Ranked-choice voting, it seems, has scrambled the logic of campaigns both for candidates and for voters, who can now rank as many as five candidates in order of preference.

“If you’re somebody who just wants to vote for one, just vote for one. You want to vote for three? Vote for three. You want to vote for all five? That’s your choice as well,” Vincent Ignizio, deputy executive director of the city's Board of Elections, said.

If a candidate tops 50% on election night, ranked-choice voting does not apply. If no candidate wins a majority, the ranked-choice tabulation comes into play.

First, the last-place finisher is eliminated. Their votes are then transferred to whichever candidate is ranked second on each ballot. The process repeats until there’s a winner.

“Ultimately, as candidates drop out, those votes get redistributed until we get to over 50%,” Ignizio said.

In 2021, the city’s first experience with ranked-choice voting, Eric Adams came out ahead by 11 points on election night. But through the ranked-choice process, Kathryn Garcia gained enough votes to come within less than a percentage point of an upset.

This year, Lander and Mamdani are betting that if all their voters rank the other candidate second, one of them will ultimately accumulate enough votes to overcome frontrunner Andrew Cuomo.

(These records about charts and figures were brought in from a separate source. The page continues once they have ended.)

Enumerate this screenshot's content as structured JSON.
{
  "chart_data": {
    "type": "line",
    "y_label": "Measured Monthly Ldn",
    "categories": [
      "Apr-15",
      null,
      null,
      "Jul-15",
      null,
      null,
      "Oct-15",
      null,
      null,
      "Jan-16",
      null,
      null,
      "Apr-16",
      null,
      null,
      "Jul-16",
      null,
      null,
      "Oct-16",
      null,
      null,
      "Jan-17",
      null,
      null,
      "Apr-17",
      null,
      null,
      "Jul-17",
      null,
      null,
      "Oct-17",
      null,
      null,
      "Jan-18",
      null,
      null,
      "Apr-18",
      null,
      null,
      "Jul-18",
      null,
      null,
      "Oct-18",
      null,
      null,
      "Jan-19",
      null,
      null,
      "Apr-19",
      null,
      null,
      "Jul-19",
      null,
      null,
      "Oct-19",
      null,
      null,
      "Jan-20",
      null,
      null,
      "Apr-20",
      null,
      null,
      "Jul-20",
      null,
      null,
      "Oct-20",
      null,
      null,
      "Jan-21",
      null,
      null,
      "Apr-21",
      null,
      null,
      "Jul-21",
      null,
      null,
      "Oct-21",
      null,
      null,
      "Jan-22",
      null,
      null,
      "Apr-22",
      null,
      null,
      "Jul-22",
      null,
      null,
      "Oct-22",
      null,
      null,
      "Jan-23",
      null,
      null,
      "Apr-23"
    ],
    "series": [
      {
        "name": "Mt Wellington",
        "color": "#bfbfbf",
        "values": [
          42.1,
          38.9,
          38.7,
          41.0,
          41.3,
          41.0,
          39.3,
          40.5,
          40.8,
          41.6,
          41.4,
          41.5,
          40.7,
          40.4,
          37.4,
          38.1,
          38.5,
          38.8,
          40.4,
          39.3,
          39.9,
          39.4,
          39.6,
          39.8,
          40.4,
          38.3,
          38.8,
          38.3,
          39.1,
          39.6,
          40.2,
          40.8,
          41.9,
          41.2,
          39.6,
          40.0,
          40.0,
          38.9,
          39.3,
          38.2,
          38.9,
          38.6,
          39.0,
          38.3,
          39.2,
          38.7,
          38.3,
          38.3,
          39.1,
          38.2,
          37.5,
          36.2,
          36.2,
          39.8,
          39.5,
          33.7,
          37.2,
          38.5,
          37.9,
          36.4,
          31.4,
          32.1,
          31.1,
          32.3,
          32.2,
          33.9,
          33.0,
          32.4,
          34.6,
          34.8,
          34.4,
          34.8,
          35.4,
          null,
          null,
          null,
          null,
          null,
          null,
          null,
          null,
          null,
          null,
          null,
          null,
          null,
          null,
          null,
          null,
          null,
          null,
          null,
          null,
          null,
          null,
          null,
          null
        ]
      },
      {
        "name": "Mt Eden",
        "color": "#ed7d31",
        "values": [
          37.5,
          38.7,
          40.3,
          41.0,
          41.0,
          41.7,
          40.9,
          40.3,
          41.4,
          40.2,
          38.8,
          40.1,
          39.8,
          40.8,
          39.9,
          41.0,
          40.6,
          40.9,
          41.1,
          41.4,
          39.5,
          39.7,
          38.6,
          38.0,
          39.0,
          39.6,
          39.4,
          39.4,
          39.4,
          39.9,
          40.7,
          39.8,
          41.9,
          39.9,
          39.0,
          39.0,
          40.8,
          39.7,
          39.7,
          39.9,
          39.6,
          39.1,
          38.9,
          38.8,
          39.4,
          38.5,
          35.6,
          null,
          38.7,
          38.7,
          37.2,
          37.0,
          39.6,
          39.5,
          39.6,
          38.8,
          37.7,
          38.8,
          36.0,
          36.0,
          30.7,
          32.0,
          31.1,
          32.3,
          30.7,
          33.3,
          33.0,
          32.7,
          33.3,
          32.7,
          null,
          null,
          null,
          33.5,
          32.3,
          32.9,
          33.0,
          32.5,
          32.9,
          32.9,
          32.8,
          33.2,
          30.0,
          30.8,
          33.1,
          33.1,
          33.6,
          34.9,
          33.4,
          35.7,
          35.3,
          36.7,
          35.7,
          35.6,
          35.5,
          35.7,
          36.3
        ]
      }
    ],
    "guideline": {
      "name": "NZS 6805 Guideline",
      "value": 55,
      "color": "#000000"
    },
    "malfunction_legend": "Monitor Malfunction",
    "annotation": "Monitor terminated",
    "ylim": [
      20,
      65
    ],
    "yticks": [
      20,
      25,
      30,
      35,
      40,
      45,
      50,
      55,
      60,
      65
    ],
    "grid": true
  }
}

“I believe it will help me to win. He believes it will help him to win. And we both believe it will help us together to stop Andrew Cuomo,” Lander said at their joint news conference last Friday.

One important note: the Board of Elections won’t run the ranked-choice computation until July 1, meaning the winner of the mayoral primary likely won’t be clear until a week after Election Day.

As for voting, officials recommend you do it as soon as possible.

“What we’re encouraging people to do is vote early. It’s going to be a very hot election day, over 100 degrees in New York," Ignizio said. "So have a voting plan. Come out and let your voice be heard."